La nuit des bêtes

L’alerte atomique fut donnée à cinq heures de l’après-midi. À sept heures, Antoine, Bastien et Clo délivrèrent les bêtes du zoo.

C’était par une belle journée de septembre, chaude et longue. Septembre est le mois le plus beau de l’année, celui aussi où se déclarent les guerres. Un quart d’heure après que l’alerte eut sonné et que les habitants de la ville eurent reçu confirmation de la chose par la radio et les annonces vociférées depuis les voitures à haut-parleurs qui sillonnaient la cité, il n’y avait plus personne dans les immeubles, plus personne dans les rues, plus personne nulle part. Tout le monde avait gagné les abris – les riches leur abri individuel, construit à prix d’or sous leur villa d’après les annonces des journaux et qui ne servaient à rien, les autres les quelques abris collectifs creusés par la municipalité socialiste prévoyante et qui ne servaient à rien non plus, ou les caves des maisons, ce qui n’était ni mieux ni pire mais pouvait au moins laisser présager un trépas rapide.
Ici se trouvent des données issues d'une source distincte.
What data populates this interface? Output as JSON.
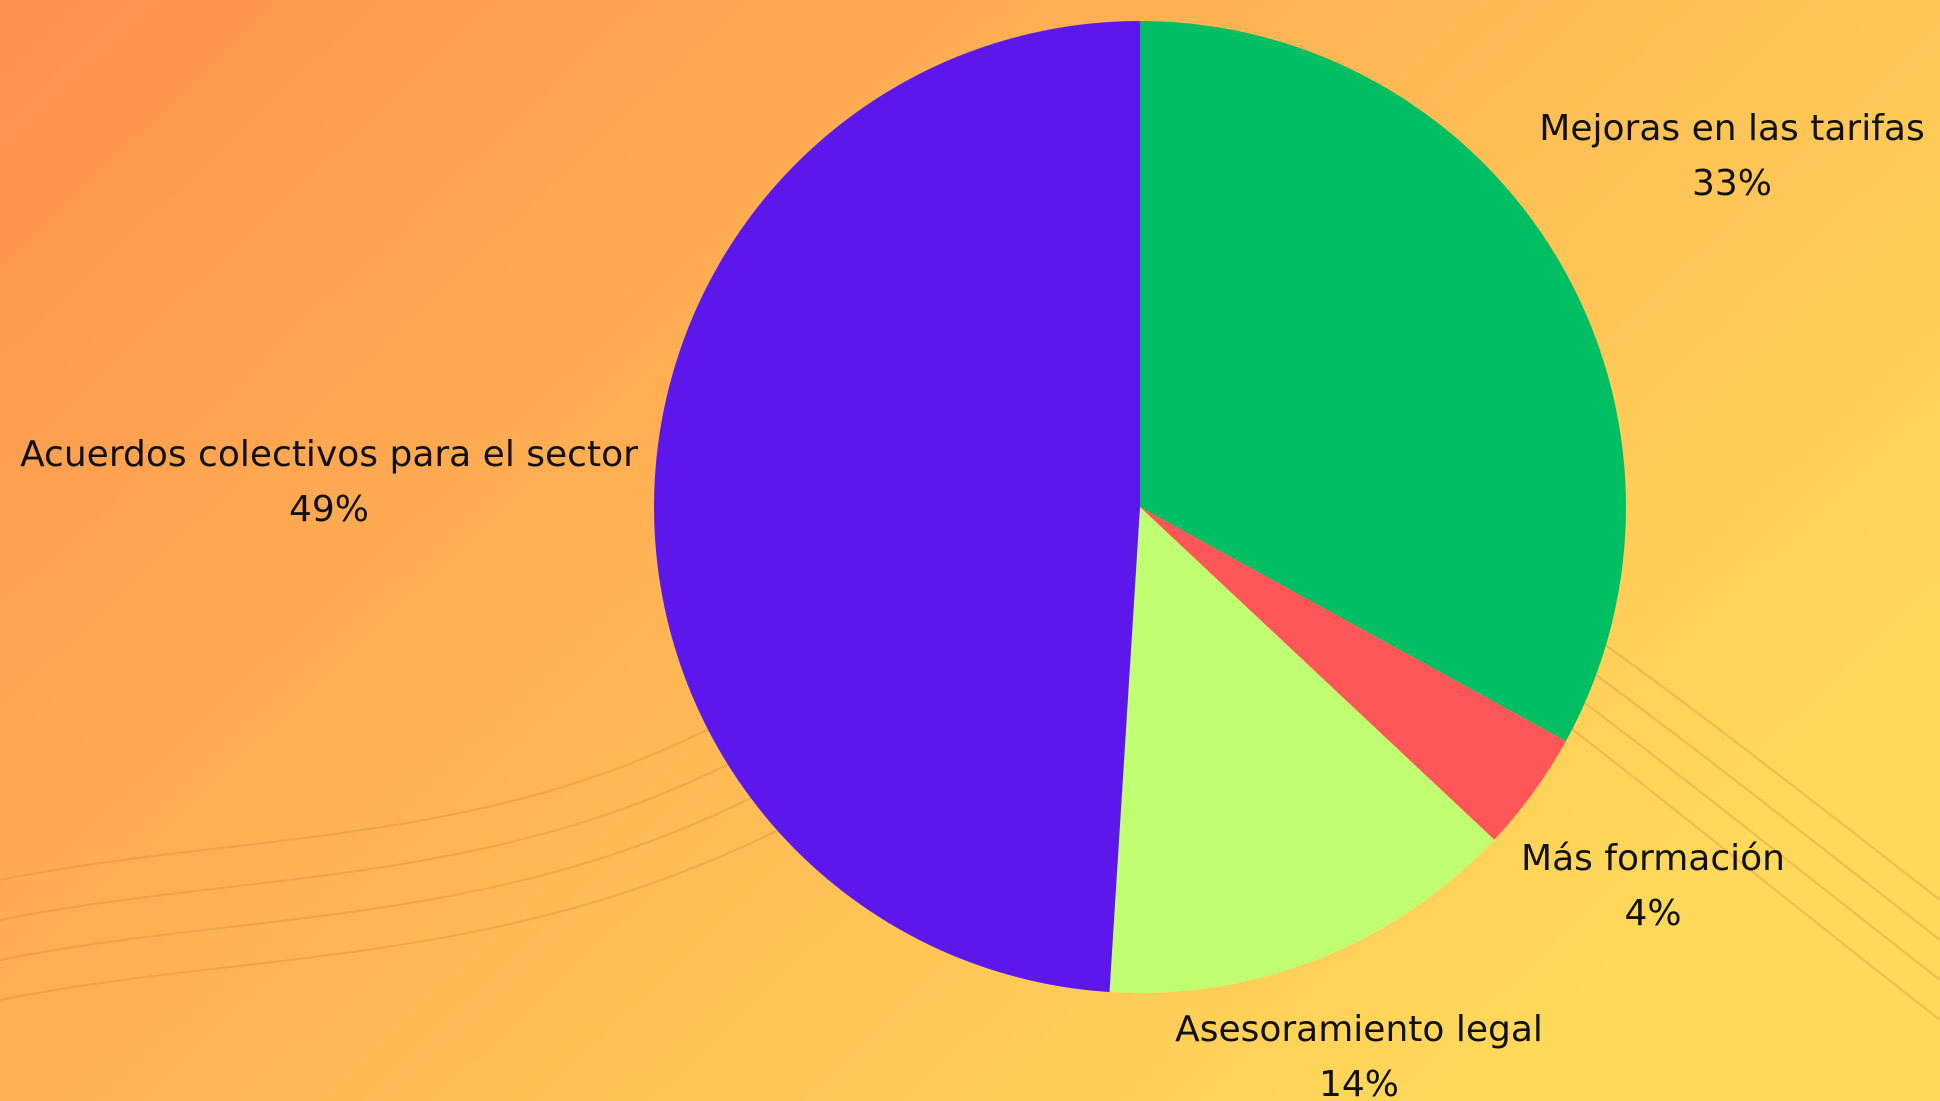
{
  "chart_data": {
    "type": "pie",
    "categories": [
      "Mejoras en las tarifas",
      "Más formación",
      "Asesoramiento legal",
      "Acuerdos colectivos para el sector"
    ],
    "values": [
      33,
      4,
      14,
      49
    ],
    "value_labels": [
      "33%",
      "4%",
      "14%",
      "49%"
    ],
    "colors": [
      "#00bf63",
      "#ff5757",
      "#c1ff72",
      "#5e17eb"
    ]
  }
}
Quant au Maire et ses proches, au Commissaire du Gouvernement et son cabinet, aux officiers supérieurs et aux grands industriels nationalisés ou non, ils avaient plongé dans leurs abris officiels, où ils avaient une chance de s’en sortir.

Antoine n’avait pas gagné l’abri de l’hôpital Nord où il passait des tests. Il avait même dû boxer légèrement une infirmière qui avait cherché à l’y entraîner, avant de sortir par la porte principale dans son pyjama de coton noir qui allait bien avec ses cheveux longs et blonds, puis de partir par les rues silencieuses, le nez au vent, la plante de ses pieds nus se ressentant bien de la tiédeur du bitume.
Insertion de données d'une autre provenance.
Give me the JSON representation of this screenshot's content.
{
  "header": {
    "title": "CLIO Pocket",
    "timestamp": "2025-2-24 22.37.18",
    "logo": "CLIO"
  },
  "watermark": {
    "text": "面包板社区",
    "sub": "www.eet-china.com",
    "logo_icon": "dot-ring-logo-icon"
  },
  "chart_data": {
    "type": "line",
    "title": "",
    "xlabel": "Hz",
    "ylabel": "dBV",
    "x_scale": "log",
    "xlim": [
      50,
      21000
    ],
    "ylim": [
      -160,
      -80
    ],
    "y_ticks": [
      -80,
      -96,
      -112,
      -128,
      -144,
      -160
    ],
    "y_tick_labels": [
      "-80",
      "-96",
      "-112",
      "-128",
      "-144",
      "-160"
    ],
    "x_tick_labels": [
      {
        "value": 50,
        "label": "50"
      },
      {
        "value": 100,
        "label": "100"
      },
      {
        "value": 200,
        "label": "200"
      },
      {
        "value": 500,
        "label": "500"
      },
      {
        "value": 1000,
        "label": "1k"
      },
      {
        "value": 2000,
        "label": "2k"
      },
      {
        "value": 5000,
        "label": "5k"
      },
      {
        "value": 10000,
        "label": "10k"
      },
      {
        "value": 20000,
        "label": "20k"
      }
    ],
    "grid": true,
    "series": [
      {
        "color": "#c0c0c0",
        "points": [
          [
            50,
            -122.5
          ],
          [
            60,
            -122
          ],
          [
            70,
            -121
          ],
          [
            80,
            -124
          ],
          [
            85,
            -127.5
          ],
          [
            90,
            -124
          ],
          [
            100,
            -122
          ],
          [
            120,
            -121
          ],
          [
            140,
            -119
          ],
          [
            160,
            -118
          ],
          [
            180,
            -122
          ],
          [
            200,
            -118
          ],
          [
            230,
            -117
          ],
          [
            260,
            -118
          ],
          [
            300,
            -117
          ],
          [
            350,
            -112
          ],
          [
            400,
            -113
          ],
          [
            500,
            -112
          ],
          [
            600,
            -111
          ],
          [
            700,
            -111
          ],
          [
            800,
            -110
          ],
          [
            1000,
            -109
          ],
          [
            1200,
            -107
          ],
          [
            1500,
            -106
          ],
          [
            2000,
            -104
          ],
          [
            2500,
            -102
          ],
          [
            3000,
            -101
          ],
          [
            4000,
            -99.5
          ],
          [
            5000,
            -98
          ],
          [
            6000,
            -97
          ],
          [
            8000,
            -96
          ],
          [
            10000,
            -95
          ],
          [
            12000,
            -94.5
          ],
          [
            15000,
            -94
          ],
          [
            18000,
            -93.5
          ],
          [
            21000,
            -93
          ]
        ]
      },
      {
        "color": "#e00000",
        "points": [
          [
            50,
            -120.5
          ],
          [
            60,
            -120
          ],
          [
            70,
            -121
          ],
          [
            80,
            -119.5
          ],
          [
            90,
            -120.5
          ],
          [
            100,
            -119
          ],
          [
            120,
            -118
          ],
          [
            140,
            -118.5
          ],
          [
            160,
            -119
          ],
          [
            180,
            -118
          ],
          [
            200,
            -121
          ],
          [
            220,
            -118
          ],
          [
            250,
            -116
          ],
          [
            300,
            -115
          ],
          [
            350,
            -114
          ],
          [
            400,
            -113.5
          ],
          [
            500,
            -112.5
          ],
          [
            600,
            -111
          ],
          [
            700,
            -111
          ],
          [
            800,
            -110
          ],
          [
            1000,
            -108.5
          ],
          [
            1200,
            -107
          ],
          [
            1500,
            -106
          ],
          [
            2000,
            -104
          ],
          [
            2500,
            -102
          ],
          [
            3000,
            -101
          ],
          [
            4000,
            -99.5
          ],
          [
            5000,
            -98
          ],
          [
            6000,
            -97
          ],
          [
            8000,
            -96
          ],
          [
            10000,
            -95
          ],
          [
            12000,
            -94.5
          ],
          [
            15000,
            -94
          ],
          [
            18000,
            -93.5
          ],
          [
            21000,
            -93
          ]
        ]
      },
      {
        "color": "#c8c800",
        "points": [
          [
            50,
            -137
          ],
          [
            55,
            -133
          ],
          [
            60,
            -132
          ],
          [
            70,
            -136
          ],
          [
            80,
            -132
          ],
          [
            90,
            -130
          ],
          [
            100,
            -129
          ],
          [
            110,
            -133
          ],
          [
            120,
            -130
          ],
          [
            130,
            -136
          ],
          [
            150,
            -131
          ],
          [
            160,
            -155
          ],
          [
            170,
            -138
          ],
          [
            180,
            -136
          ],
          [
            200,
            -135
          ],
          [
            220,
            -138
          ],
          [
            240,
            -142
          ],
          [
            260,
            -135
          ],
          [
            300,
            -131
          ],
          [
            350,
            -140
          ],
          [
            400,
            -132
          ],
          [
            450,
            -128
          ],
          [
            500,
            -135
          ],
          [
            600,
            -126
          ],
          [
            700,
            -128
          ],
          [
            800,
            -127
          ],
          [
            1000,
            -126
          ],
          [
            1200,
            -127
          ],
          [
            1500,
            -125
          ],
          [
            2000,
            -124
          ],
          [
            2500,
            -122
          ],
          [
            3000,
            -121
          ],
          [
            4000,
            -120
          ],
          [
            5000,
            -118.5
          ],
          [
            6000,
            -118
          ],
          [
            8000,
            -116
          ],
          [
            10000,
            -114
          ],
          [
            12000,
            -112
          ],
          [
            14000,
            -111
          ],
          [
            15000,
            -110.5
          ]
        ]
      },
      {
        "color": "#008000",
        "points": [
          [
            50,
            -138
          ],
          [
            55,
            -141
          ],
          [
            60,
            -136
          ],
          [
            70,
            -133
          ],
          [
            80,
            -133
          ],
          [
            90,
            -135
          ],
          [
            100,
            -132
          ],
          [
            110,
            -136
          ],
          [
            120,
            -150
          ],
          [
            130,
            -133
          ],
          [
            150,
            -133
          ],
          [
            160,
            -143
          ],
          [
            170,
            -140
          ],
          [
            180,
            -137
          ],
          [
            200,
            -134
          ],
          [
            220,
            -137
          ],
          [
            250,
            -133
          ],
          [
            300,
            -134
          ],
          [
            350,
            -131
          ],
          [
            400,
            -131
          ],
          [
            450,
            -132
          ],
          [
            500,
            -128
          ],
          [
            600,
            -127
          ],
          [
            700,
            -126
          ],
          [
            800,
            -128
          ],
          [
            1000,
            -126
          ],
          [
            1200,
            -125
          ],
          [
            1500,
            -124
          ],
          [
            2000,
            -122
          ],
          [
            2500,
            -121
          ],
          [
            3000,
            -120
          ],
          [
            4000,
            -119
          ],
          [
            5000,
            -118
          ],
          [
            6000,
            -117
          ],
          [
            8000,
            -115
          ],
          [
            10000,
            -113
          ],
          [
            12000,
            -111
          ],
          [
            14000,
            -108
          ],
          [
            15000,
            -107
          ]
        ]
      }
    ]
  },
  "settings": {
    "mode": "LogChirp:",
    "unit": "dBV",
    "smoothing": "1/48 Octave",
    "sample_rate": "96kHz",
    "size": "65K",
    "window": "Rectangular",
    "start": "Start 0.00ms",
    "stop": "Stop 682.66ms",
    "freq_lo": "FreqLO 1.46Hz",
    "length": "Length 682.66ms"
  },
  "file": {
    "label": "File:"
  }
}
Antoine était parti de l’hôpital parce qu’il savait bien qu’il n’avait rien à gagner à y rester. Il savait que les tests qu’il passait avaient pour but de déceler s’il avait ou non un cancer, et il savait mieux encore que le cancer était là, à l’endroit le plus secret, le plus honteux de son corps fragile et pâle, quelque part entre ses testicules et son anus, et que rien ne pourrait l’en déloger.
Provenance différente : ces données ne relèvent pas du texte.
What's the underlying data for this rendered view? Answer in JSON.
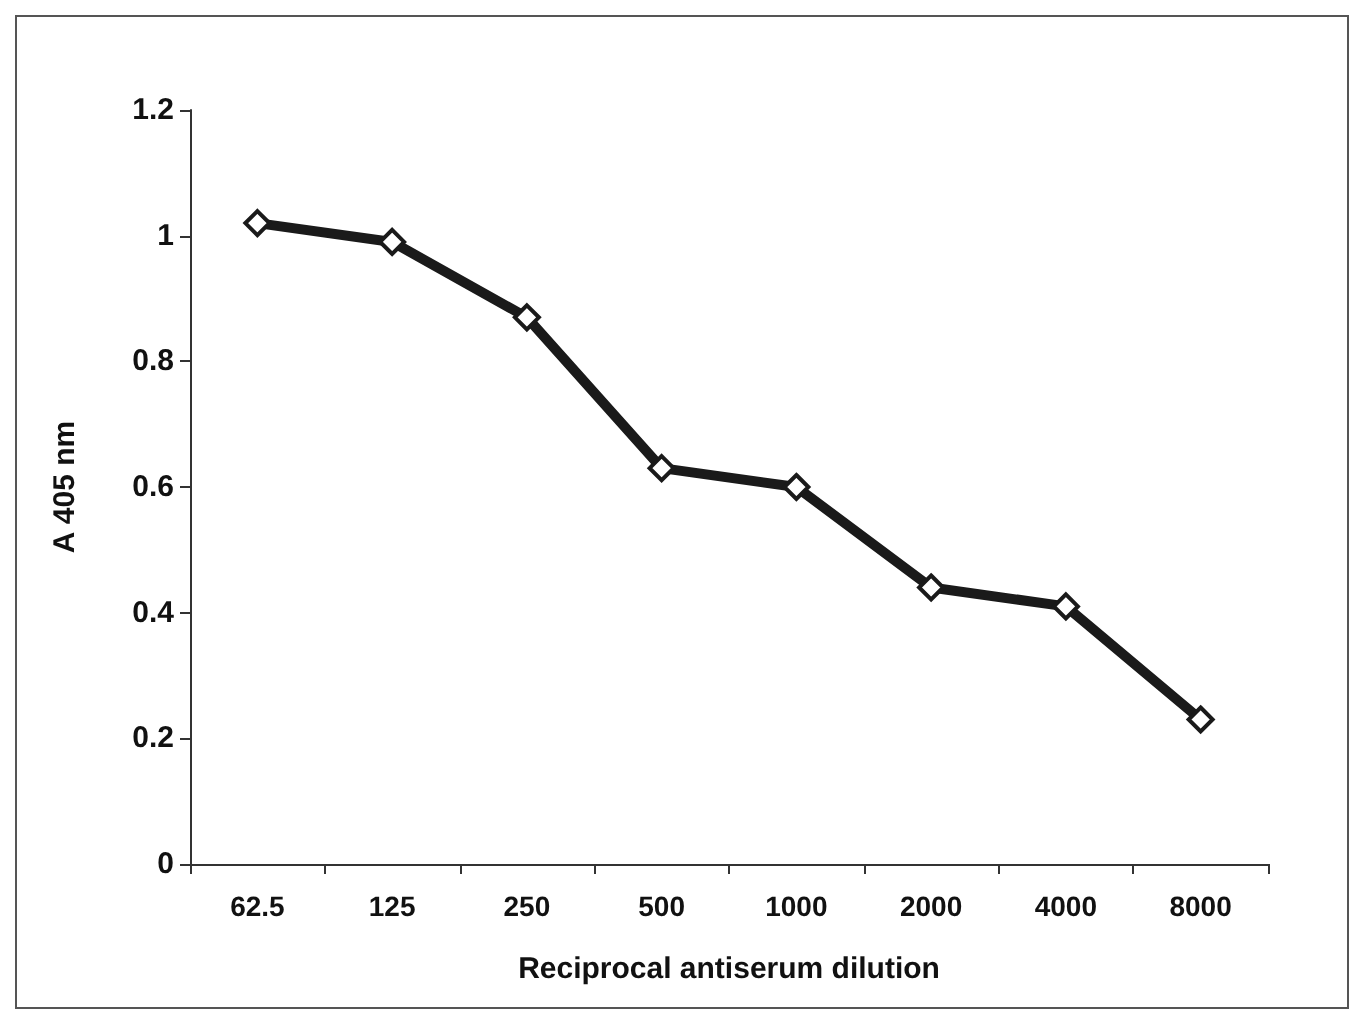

Antoine avait passé son bac en juin. Il avait fait l’amour trois ou quatre fois, à la sauvette, avec des partenaires tendres et insouciantes. Il avait 18 ans. Il rencontra Bastien à l’angle de la rue Aristide-Vergès et de l’avenue Paul-Doumer, des noms qui ne disaient rien ni à l’un ni à l’autre. Ils se saluèrent d’un même sourire, teinté chez Bastien d’un peu de cynisme satisfait.

— Je suis content, dit Bastien, de voir que dans cette putain de ville il y en a au moins un autre qui n’a pas joué les taupes…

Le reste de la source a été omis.